3 Results - Genre

3.1 Author gender by genre

I classified book genre using tags listed by Goodreads.com. To examine how genres cluster together, I created a nearest neighbor graph from the cosine similarity between tag frequencies for the top 150 tags in the dataset (fig 3.1). Overlaying this graph with author gender show rather strong divisions between author genders for certain genres (fig 3.2). Since Goodreads tags are crowdsourced and created by readers, and readership and book reviews show gender bias (Thelwall 2019), the apparent gender-genre gap might not be reflected in the text itself. The list of tags and their frequency across author genders are in (table 7.1).

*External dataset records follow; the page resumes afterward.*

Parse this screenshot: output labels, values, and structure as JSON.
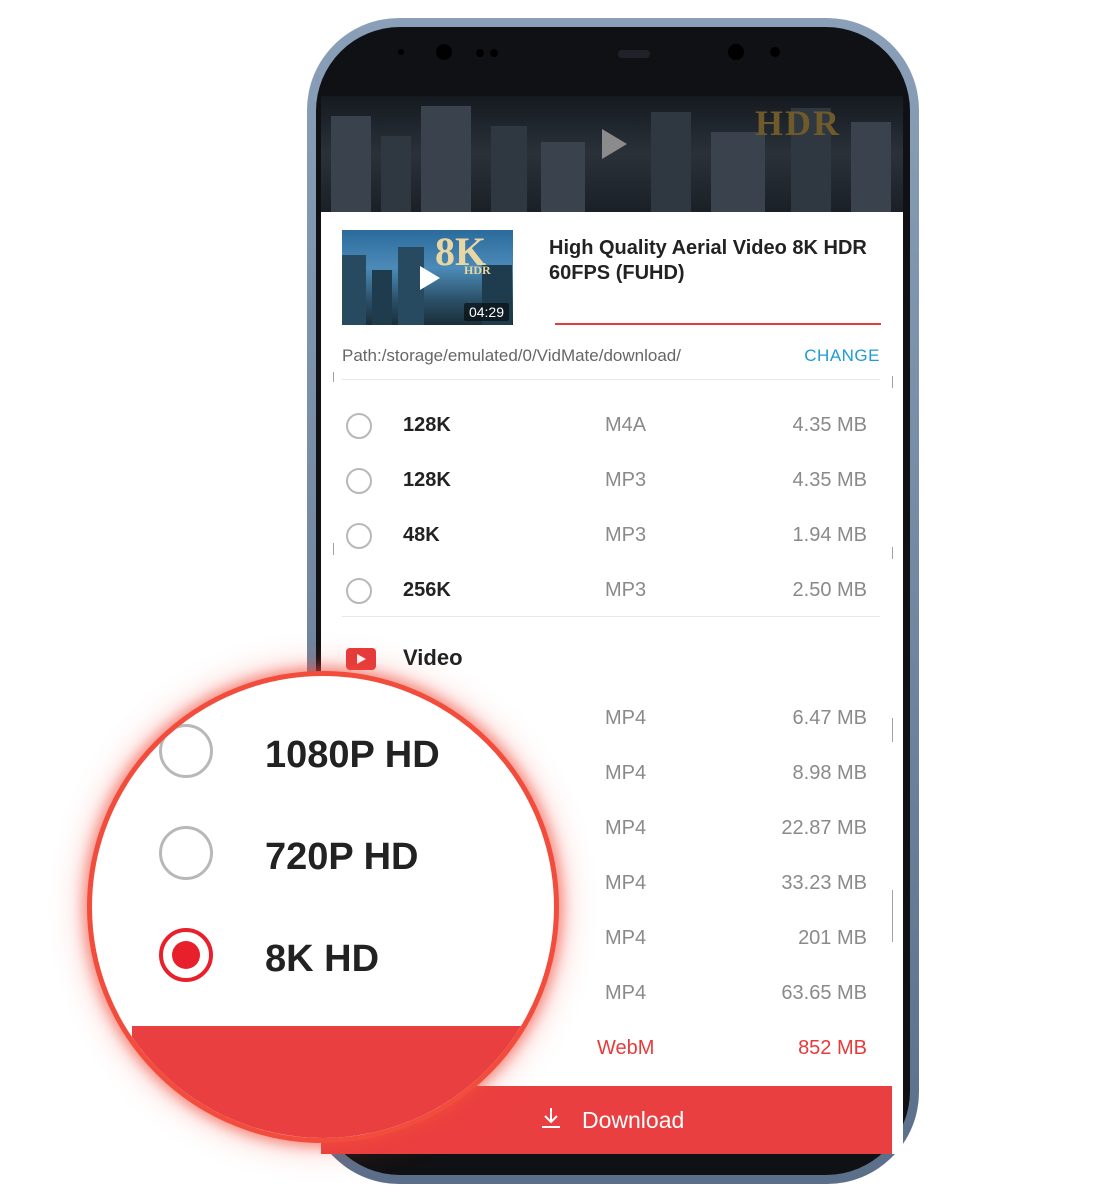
{
  "video": {
    "title": "High Quality Aerial Video 8K HDR 60FPS (FUHD)",
    "duration": "04:29",
    "preview_overlay": "HDR",
    "thumb_badge_main": "8K",
    "thumb_badge_sub": "HDR"
  },
  "path": {
    "text": "Path:/storage/emulated/0/VidMate/download/",
    "change_label": "CHANGE"
  },
  "audio_options": [
    {
      "quality": "128K",
      "format": "M4A",
      "size": "4.35 MB"
    },
    {
      "quality": "128K",
      "format": "MP3",
      "size": "4.35 MB"
    },
    {
      "quality": "48K",
      "format": "MP3",
      "size": "1.94 MB"
    },
    {
      "quality": "256K",
      "format": "MP3",
      "size": "2.50 MB"
    }
  ],
  "video_section": {
    "label": "Video"
  },
  "video_options": [
    {
      "format": "MP4",
      "size": "6.47 MB"
    },
    {
      "format": "MP4",
      "size": "8.98 MB"
    },
    {
      "format": "MP4",
      "size": "22.87 MB"
    },
    {
      "format": "MP4",
      "size": "33.23 MB"
    },
    {
      "format": "MP4",
      "size": "201 MB"
    },
    {
      "format": "MP4",
      "size": "63.65 MB"
    },
    {
      "format": "WebM",
      "size": "852 MB"
    }
  ],
  "zoom_options": [
    {
      "quality": "1080P HD",
      "selected": false
    },
    {
      "quality": "720P HD",
      "selected": false
    },
    {
      "quality": "8K HD",
      "selected": true
    }
  ],
  "download": {
    "label": "Download"
  },
  "colors": {
    "accent": "#ea3f41",
    "link": "#1e9bd7",
    "lens_border": "#f24c3c"
  }
}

Figure 3.1: Nearest neighbor graph generated by book tag similarity, colored by genre. Hover over points to view the data!

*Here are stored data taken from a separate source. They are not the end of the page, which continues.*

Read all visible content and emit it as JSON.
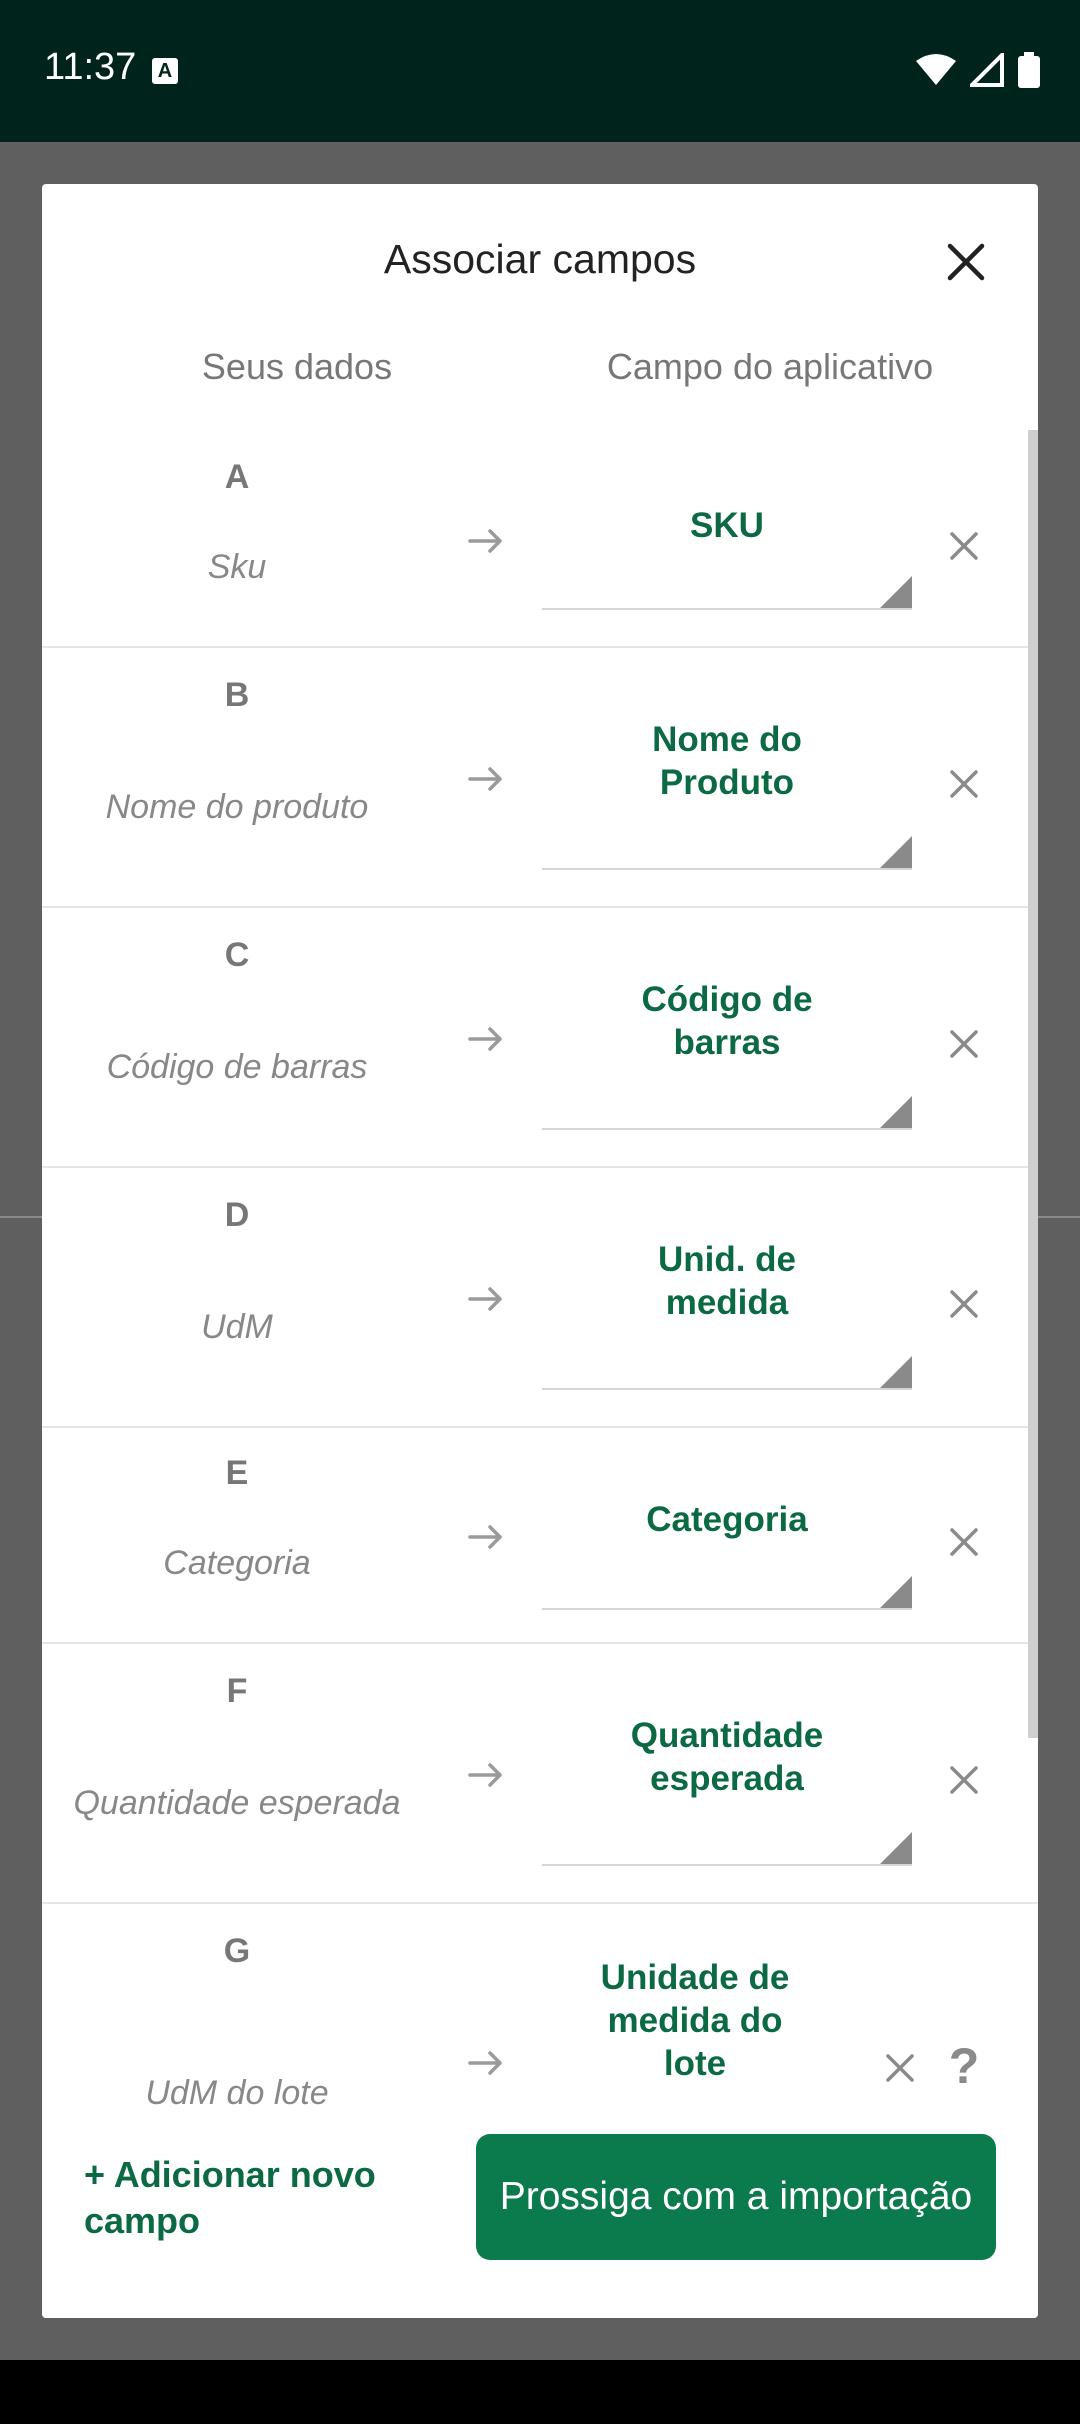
{
  "status": {
    "time": "11:37",
    "badge": "A"
  },
  "dialog": {
    "title": "Associar campos",
    "col_left": "Seus dados",
    "col_right": "Campo do aplicativo"
  },
  "rows": [
    {
      "letter": "A",
      "name": "Sku",
      "field": "SKU"
    },
    {
      "letter": "B",
      "name": "Nome do produto",
      "field": "Nome do\nProduto"
    },
    {
      "letter": "C",
      "name": "Código de barras",
      "field": "Código de\nbarras"
    },
    {
      "letter": "D",
      "name": "UdM",
      "field": "Unid. de\nmedida"
    },
    {
      "letter": "E",
      "name": "Categoria",
      "field": "Categoria"
    },
    {
      "letter": "F",
      "name": "Quantidade esperada",
      "field": "Quantidade\nesperada"
    },
    {
      "letter": "G",
      "name": "UdM do lote",
      "field": "Unidade de\nmedida do\nlote"
    }
  ],
  "help": "?",
  "footer": {
    "add_field": "+ Adicionar novo campo",
    "proceed": "Prossiga com a importação"
  },
  "colors": {
    "accent": "#0b6a44",
    "button": "#0b7a4c",
    "statusbar": "#00241b"
  }
}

Nearest neighbor graph generated by book tag similarity, colored by author gender.

Figure 3.2: Nearest neighbor graph generated by book tag similarity, colored by author gender.

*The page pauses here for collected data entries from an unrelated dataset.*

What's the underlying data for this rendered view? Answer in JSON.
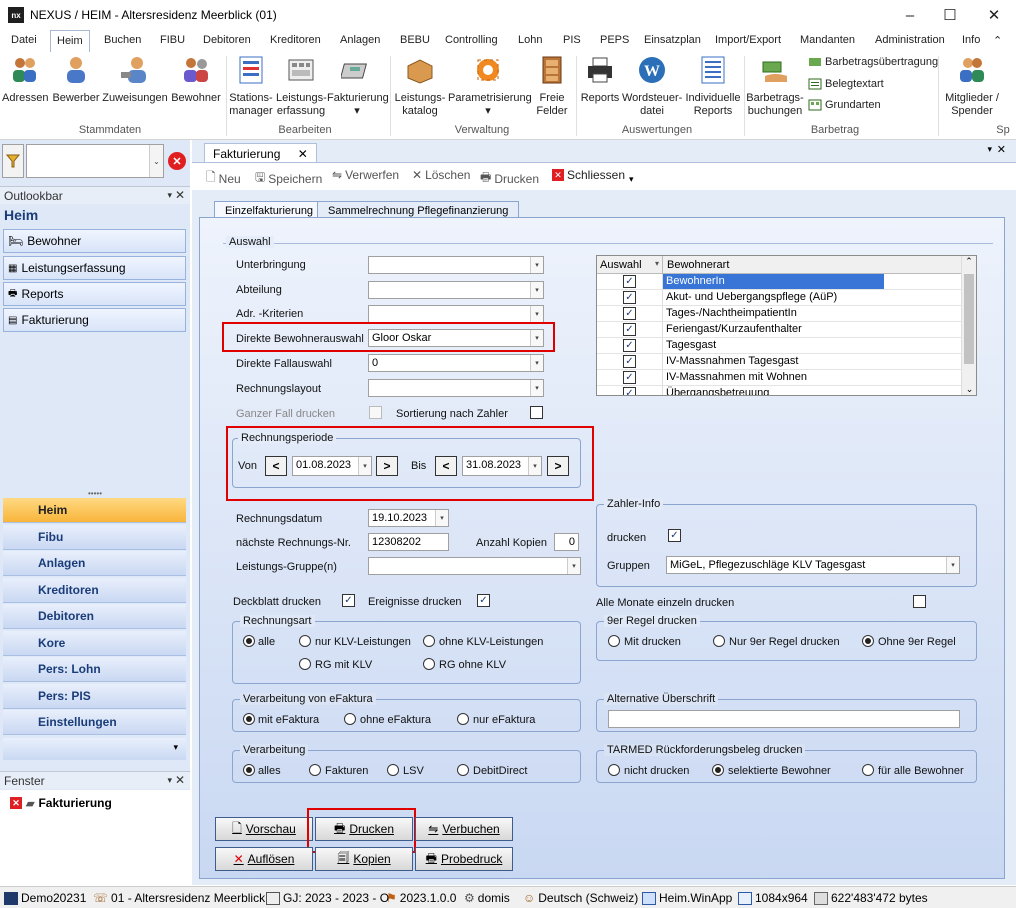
{
  "window": {
    "title": "NEXUS / HEIM - Altersresidenz Meerblick (01)",
    "app_icon": "nx"
  },
  "menu": [
    "Datei",
    "Heim",
    "Buchen",
    "FIBU",
    "Debitoren",
    "Kreditoren",
    "Anlagen",
    "BEBU",
    "Controlling",
    "Lohn",
    "PIS",
    "PEPS",
    "Einsatzplan",
    "Import/Export",
    "Mandanten",
    "Administration",
    "Info"
  ],
  "ribbon": {
    "buttons": [
      {
        "label": "Adressen"
      },
      {
        "label": "Bewerber"
      },
      {
        "label": "Zuweisungen"
      },
      {
        "label": "Bewohner"
      },
      {
        "label": "Stations-\nmanager"
      },
      {
        "label": "Leistungs-\nerfassung"
      },
      {
        "label": "Fakturierung"
      },
      {
        "label": "Leistungs-\nkatalog"
      },
      {
        "label": "Parametrisierung"
      },
      {
        "label": "Freie\nFelder"
      },
      {
        "label": "Reports"
      },
      {
        "label": "Wordsteuer-\ndatei"
      },
      {
        "label": "Individuelle\nReports"
      },
      {
        "label": "Barbetrags-\nbuchungen"
      },
      {
        "label": "Mitglieder /\nSpender"
      }
    ],
    "small": [
      "Barbetragsübertragung",
      "Belegtextart",
      "Grundarten"
    ],
    "groups": [
      "Stammdaten",
      "Bearbeiten",
      "Verwaltung",
      "Auswertungen",
      "Barbetrag",
      "Sp"
    ]
  },
  "outlookbar": {
    "title": "Outlookbar",
    "section": "Heim",
    "items": [
      "Bewohner",
      "Leistungserfassung",
      "Reports",
      "Fakturierung"
    ],
    "nav": [
      "Heim",
      "Fibu",
      "Anlagen",
      "Kreditoren",
      "Debitoren",
      "Kore",
      "Pers: Lohn",
      "Pers: PIS",
      "Einstellungen"
    ],
    "fenster_title": "Fenster",
    "fenster_item": "Fakturierung"
  },
  "doc": {
    "tab": "Fakturierung",
    "toolbar": {
      "neu": "Neu",
      "speichern": "Speichern",
      "verwerfen": "Verwerfen",
      "loeschen": "Löschen",
      "drucken": "Drucken",
      "schliessen": "Schliessen"
    },
    "subtabs": [
      "Einzelfakturierung",
      "Sammelrechnung Pflegefinanzierung"
    ]
  },
  "form": {
    "auswahl_title": "Auswahl",
    "unterbringung": "Unterbringung",
    "abteilung": "Abteilung",
    "adr_kriterien": "Adr. -Kriterien",
    "direkte_bewohnerauswahl": "Direkte Bewohnerauswahl",
    "direkte_bewohnerauswahl_value": "Gloor Oskar",
    "direkte_fallauswahl": "Direkte Fallauswahl",
    "direkte_fallauswahl_value": "0",
    "rechnungslayout": "Rechnungslayout",
    "ganzer_fall": "Ganzer Fall drucken",
    "sortierung": "Sortierung nach Zahler",
    "rechnungsperiode": "Rechnungsperiode",
    "von": "Von",
    "von_value": "01.08.2023",
    "bis": "Bis",
    "bis_value": "31.08.2023",
    "rechnungsdatum": "Rechnungsdatum",
    "rechnungsdatum_value": "19.10.2023",
    "naechste_nr": "nächste Rechnungs-Nr.",
    "naechste_nr_value": "12308202",
    "anzahl_kopien": "Anzahl Kopien",
    "anzahl_kopien_value": "0",
    "leistungsgruppe": "Leistungs-Gruppe(n)",
    "deckblatt": "Deckblatt drucken",
    "ereignisse": "Ereignisse drucken",
    "zahler_info": "Zahler-Info",
    "zahler_drucken": "drucken",
    "gruppen": "Gruppen",
    "gruppen_value": "MiGeL, Pflegezuschläge KLV Tagesgast",
    "alle_monate": "Alle Monate einzeln drucken",
    "rechnungsart": "Rechnungsart",
    "ra_alle": "alle",
    "ra_nur_klv": "nur KLV-Leistungen",
    "ra_ohne_klv": "ohne KLV-Leistungen",
    "ra_rg_mit": "RG mit KLV",
    "ra_rg_ohne": "RG ohne KLV",
    "regel9": "9er Regel drucken",
    "r9_mit": "Mit drucken",
    "r9_nur": "Nur 9er Regel drucken",
    "r9_ohne": "Ohne 9er Regel",
    "efaktura": "Verarbeitung von eFaktura",
    "ef_mit": "mit eFaktura",
    "ef_ohne": "ohne eFaktura",
    "ef_nur": "nur eFaktura",
    "alt_ueberschrift": "Alternative Überschrift",
    "verarbeitung": "Verarbeitung",
    "v_alles": "alles",
    "v_fakturen": "Fakturen",
    "v_lsv": "LSV",
    "v_debit": "DebitDirect",
    "tarmed": "TARMED Rückforderungsbeleg drucken",
    "t_nicht": "nicht drucken",
    "t_sel": "selektierte Bewohner",
    "t_alle": "für alle Bewohner"
  },
  "grid": {
    "headers": [
      "Auswahl",
      "Bewohnerart"
    ],
    "rows": [
      "BewohnerIn",
      "Akut- und Uebergangspflege (AüP)",
      "Tages-/NachtheimpatientIn",
      "Feriengast/Kurzaufenthalter",
      "Tagesgast",
      "IV-Massnahmen Tagesgast",
      "IV-Massnahmen mit Wohnen",
      "Übergangsbetreuung"
    ]
  },
  "buttons": {
    "vorschau": "Vorschau",
    "drucken": "Drucken",
    "verbuchen": "Verbuchen",
    "aufloesen": "Auflösen",
    "kopien": "Kopien",
    "probedruck": "Probedruck"
  },
  "status": [
    "Demo20231",
    "01 - Altersresidenz Meerblick",
    "GJ: 2023 - 2023 - O",
    "2023.1.0.0",
    "domis",
    "Deutsch (Schweiz)",
    "Heim.WinApp",
    "1084x964",
    "622'483'472 bytes"
  ]
}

3.2 Character gender by genre

Graphs get messy, so I made a table showing the number of books written by male and female authors in each genre (fig 3.3). In addition, the character gender ratio varies substantially across both author gender and genre (fig 3.4).

Author gender discrepancy by genre.

Figure 3.3: Author gender discrepancy by genre.

Character gender discrepancy by author gender.

Figure 3.4: Character gender discrepancy by author gender.

3.3 Classifying author gender using genre tags

Genre tags alone can classify author gender with 83% accuracy (table 3.1). Again, this might reflect gender bias in genre attrbituion, not just textual differences between authors (Thelwall 2019). The list of tags can be found in (table 7.1).

Table 3.1: Predicted author gender using tags
Predicted Male Predicted Female
Male Authors 1822 319
Female Authors 430 1938

3.4 Character frequency

Female minor characters are relatively underrepresented, as shown by a slightly reduced proportion of characters that make fewer appearances in the text (fig 3.6). This might reflect the concept of “male-as-default”, where non-gender-specific characters are generally portrayed as male.

Additionally, male characters are more frequently written as the subject (nsubj) of a sentence than a object (dobj), relative to female characters 3.5). Both of these differences were larger in male authors.

Ratio of characters as subject vs object.

Figure 3.5: Ratio of characters as subject vs object.

Distribution of characters as percentage of total words.

Figure 3.6: Distribution of characters as percentage of total words.

Distribution of characters as percentage of total words.

Figure 3.7: Distribution of characters as percentage of total words.